15 Amanda October 14, 2009 at 11:11 pm

Nicole,
Yep, I think we had the same result. Tiffany emailed me after reading your comment. But, if I had paid attention to her picture I would have known to put in baking soda.

I am going to try again in a few days. I am sure it will be a big hit.

16 Marcie October 16, 2009 at 10:59 am

Tiffany, the cake looks so yummy! I am a cakeaholic!!!! Any ideas or suggestions on how to make to fit a 9 x 13? i have an in home daycare and a 9×9 just may not leave any leftovers for ME and we cannot have that :-} thanks

17 Tiffany October 16, 2009 at 11:12 am

Marcie, this recipe does make a 9×13 pan so you’re in luck!

18 Cheryl October 22, 2009 at 8:00 am

I make this cake often – as a lactose intolerant person it’s the only chocolate cake that tastes decent to me. I make is as an after-school treat. The house smells great and my girls love it. It’s also very economical – no eggs or milk!

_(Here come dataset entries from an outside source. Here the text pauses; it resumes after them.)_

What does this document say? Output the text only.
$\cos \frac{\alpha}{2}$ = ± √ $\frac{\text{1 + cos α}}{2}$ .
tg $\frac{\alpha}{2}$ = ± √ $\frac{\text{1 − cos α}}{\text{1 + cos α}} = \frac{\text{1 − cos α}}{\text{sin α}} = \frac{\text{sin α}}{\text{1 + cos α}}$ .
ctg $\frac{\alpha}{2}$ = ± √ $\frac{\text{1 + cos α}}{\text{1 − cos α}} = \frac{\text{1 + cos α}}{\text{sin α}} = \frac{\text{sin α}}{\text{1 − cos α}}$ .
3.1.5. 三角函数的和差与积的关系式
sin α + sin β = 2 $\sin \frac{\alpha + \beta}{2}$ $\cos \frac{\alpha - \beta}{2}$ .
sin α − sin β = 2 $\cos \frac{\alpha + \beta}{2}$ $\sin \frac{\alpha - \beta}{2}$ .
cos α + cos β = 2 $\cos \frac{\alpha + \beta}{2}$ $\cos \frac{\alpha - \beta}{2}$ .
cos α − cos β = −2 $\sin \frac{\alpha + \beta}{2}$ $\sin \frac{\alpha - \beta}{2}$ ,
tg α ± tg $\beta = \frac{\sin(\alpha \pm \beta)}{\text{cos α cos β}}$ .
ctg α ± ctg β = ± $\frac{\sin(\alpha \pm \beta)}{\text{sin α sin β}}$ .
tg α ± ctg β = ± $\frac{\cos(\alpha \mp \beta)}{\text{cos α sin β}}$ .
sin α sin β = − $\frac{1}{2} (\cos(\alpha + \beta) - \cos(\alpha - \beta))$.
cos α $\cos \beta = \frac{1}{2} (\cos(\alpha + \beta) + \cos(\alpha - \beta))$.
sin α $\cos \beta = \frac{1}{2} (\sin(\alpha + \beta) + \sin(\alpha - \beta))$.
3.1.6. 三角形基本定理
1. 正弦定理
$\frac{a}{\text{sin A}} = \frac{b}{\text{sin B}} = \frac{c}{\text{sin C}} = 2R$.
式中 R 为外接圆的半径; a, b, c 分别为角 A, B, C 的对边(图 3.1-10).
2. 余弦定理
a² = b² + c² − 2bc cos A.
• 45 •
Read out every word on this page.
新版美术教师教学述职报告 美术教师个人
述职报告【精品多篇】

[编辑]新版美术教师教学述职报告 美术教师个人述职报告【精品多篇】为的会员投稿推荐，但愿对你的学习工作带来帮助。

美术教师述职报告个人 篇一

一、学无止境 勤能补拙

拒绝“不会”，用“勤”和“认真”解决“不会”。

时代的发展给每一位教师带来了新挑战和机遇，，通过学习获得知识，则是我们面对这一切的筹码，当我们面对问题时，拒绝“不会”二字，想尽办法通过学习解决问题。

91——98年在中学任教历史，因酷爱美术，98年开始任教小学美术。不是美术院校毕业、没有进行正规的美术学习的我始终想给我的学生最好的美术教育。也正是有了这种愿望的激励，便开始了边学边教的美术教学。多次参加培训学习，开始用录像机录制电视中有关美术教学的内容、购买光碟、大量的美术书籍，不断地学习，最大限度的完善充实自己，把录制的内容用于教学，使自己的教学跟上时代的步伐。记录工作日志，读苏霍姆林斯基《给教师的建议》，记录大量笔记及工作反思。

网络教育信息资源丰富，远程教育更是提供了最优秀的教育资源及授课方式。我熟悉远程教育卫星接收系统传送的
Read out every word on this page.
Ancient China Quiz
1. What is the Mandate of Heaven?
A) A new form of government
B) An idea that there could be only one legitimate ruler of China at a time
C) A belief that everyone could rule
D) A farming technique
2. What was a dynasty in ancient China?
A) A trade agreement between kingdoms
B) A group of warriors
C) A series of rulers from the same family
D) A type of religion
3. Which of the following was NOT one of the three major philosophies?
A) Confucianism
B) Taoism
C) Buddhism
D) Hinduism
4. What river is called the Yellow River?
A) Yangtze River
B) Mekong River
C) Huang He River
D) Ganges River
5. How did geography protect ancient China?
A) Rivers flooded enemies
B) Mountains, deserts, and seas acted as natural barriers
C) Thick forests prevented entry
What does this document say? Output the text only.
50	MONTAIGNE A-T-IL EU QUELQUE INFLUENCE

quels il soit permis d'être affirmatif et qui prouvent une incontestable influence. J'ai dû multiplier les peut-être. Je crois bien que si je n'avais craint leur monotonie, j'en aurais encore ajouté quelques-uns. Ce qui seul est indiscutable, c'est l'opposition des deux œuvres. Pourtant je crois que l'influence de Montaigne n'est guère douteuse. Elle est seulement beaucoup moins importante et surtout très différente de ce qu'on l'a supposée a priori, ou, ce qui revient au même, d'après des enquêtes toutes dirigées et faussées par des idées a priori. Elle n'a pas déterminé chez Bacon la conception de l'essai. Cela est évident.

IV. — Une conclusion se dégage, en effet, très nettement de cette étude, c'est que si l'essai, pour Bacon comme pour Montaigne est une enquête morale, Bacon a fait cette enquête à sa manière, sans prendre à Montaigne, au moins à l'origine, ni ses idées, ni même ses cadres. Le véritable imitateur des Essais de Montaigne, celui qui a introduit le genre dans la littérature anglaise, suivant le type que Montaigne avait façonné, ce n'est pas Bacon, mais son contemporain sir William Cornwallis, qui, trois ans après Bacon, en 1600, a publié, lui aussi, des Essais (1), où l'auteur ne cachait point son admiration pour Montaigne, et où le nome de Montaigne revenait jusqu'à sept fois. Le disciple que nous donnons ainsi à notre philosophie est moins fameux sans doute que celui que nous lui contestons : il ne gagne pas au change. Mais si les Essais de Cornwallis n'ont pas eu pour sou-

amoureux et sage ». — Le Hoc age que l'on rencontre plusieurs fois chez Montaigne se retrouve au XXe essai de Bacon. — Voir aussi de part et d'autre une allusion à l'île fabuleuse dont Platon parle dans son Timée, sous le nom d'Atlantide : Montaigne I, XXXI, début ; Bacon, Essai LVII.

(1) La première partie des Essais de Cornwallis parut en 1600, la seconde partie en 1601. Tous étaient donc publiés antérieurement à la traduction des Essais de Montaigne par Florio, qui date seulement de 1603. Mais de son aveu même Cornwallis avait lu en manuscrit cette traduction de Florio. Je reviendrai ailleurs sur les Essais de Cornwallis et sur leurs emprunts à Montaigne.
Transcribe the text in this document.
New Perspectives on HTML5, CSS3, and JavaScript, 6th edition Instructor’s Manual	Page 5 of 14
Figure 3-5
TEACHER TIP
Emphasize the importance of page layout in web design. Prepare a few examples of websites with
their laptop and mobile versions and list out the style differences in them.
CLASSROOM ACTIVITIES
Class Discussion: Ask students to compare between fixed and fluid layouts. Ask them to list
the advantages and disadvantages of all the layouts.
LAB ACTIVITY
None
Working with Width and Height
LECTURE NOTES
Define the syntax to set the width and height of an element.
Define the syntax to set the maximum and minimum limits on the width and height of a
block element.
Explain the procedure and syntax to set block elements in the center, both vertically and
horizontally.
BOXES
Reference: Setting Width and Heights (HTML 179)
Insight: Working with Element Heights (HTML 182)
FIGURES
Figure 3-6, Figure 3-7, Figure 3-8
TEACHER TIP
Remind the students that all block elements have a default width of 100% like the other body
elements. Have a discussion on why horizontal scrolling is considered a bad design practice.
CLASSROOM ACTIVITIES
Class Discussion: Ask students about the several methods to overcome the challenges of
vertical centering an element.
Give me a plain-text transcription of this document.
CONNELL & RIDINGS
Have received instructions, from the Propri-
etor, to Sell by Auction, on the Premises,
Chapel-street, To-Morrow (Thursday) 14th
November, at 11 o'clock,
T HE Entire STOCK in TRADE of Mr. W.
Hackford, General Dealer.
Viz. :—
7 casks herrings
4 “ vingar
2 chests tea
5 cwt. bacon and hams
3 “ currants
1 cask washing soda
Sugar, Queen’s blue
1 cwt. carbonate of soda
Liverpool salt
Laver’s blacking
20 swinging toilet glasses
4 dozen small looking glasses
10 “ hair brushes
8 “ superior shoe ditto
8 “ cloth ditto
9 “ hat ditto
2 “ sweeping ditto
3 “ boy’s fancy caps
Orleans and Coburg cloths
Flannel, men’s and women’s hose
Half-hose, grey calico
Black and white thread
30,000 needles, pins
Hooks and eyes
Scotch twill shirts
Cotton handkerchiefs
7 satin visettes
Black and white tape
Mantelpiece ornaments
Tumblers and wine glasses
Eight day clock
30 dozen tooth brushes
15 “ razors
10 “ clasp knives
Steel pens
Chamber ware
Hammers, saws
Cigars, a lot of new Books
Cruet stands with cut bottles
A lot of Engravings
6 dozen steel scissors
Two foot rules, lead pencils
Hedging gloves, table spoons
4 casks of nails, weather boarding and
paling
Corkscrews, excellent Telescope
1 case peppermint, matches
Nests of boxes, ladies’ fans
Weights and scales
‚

19 Heathers christmas cakes December 8, 2009 at 5:49 am

Thanks for listing the recipe so neatly a long with the pictures! Saved me a lot of hassle at the market trying to figure out which things was the exact thing I needed!

20 jan February 24, 2010 at 1:57 pm

I’ve made this several times and shared the recipe with friends who are teachers. (nice for science class) This is also good for feeding friends who are ‘vegans.’